Mos Def invites his friends Anthony and Danny up on stage to take a bow. Everybody in the house knows that these are the two young entrepreneurs whose vision enabled Mos Def and other rap notables (Mobb Deep, the X-ecutioners, the Alkaholiks) to attain widespread exposure. Posdnous of De La Soul, one of the hosts at the packed, invitation-only May 12 performance showcase and CD-release party for the new multiartist compilation double album Lyricist Lounge Volume One, leads the crowd in a round of cheers. Then a beat kicks in, and Mos Def, still beaming, launches into "Body Rock," the album's first single.
Over the past seven years Anthony Marshall and Danny Castro have nurtured the growth of their scrappy open-mic hip-hop sessions for unsigned artists -- Lyricist Lounge -- into the biggest, most-respected, and star-studded rap performance series in New York. In the process they have helped to create an informal network through which struggling talent can be seen and heard. They have also established a party and concert promotion company that has been hired by major record labels and successful clothing companies. This spring Lyricist Lounge makes a bid for national attention with Lyricist Lounge (the debut release of Open Mic Records), which includes some of rap's brightest stars and most promising newcomers. The collection features previously unreleased songs by the well-known (KRS-One, Q-Tip, the Roots, Common), the newly famous (Mos Def, Company Flow, Ras Kass, Bahamadia), and still unknown (Jurassic 5, Cipher Complete, Sarah Jones.) And this summer the show will hit the road, giving Miami and eleven other U.S. cities a taste of the flavor.
Marshall and Castro, both 24 years old, are two of five CEOs who run Kalodge (pronounced "collage") Projects -- a parent company that presents Lyricist Lounge and functions as an independent publicity firm -- and the new Open Mic Records. The five (Marshall and Castro, along with Perry Landesberg, Blue Davis, and Wise Dred) specialize in making unknowns known. They have already engineered their own ascent from obscurity.
A lineup of ambitious young acts from the compilation appeared at the CD-release party. Each MC, accompanied by a house band or DJ, was allotted only about ten minutes. Between acts, two of De La Soul's three members (Posdnous and Mase) bantered wittily with each other and the crowd until it was time to introduce the next performer. The El Flamingo show resembled many of the Lyricist Lounge showcases held in New York since 1991 except for one big difference: Every "lyricist" who graced the stage had a recording contract. For Castro and Marshall, it was the culmination of a project that has consumed almost a third of their lives -- the nourishing of rap talent.
"I was brought up in a community that was hip-hop-oriented from the beginning," Castro notes of his youth on Manhattan's Lower East Side. "I was born when hip-hop was born. They used to set up jams outside every weekend by hooking up equipment to lampposts."

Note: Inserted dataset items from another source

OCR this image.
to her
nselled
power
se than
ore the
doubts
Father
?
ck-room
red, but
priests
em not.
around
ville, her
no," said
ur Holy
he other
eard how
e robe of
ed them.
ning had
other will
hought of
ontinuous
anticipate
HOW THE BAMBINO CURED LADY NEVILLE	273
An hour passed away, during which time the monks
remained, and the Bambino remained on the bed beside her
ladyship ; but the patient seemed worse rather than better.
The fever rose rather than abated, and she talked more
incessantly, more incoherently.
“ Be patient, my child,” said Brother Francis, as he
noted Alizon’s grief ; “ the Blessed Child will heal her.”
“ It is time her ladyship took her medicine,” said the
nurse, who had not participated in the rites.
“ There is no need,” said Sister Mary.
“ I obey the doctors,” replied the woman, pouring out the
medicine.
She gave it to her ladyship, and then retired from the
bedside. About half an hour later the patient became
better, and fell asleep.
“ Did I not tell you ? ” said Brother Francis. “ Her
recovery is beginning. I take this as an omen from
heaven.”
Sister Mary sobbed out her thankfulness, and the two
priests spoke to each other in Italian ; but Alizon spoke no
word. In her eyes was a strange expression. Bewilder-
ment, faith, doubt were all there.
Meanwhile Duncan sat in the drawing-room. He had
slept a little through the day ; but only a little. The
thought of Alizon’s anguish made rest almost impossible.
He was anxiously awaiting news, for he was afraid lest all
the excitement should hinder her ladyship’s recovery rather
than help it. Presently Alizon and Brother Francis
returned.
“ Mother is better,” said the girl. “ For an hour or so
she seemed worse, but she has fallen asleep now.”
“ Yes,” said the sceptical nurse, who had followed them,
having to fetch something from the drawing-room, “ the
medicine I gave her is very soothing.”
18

Marshall, who grew up in the Flatbush section of Brooklyn, recounts a similar tale of a childhood immersion in rap culture: "We wouldn't have been playing any other music. Not some pop shit or the Beatles or Rod Stewart or something; not even reggae was that big. Hip-hop was the only music I could relate to."
As teenagers both Marshall and Castro were aspiring performers, concentrating on dance as their preferred method of expression. They met in 1987. Castro was attending the Urban Institute, an alternative Manhattan high school. It was there he befriended Michael Thompson, whose father Charles ran (and still runs) Sound Business Institute, a not-for-profit organization dedicated to teaching business skills to city kids. Charles Thompson, also a jazz musician, encouraged Castro's ambitions. He allowed Castro and Marshall to use his Lower East Side studio apartment -- unoccupied at the time -- as a rehearsal space. In 1991, though still in high school, the duo began hosting open-mic music and dance sessions at the space one evening per week. They called the gatherings Lyricist Lounge.
The two remember that early incarnation of the Lounge as a ragtag assemblage of determined young artists. "At that time," recalls Castro, "we only had three microphones, a messed-up cassette player, and a drum set."
"It was like a jam session," says Marshall. "As jazz musicians come together and improvise on instruments, we would come together and just rhyme." During a four-month period in 1991, attendance at Lyricist Lounge events jumped from a handful of regulars to about 30. "We surpassed the capacity of our space," reports Castro.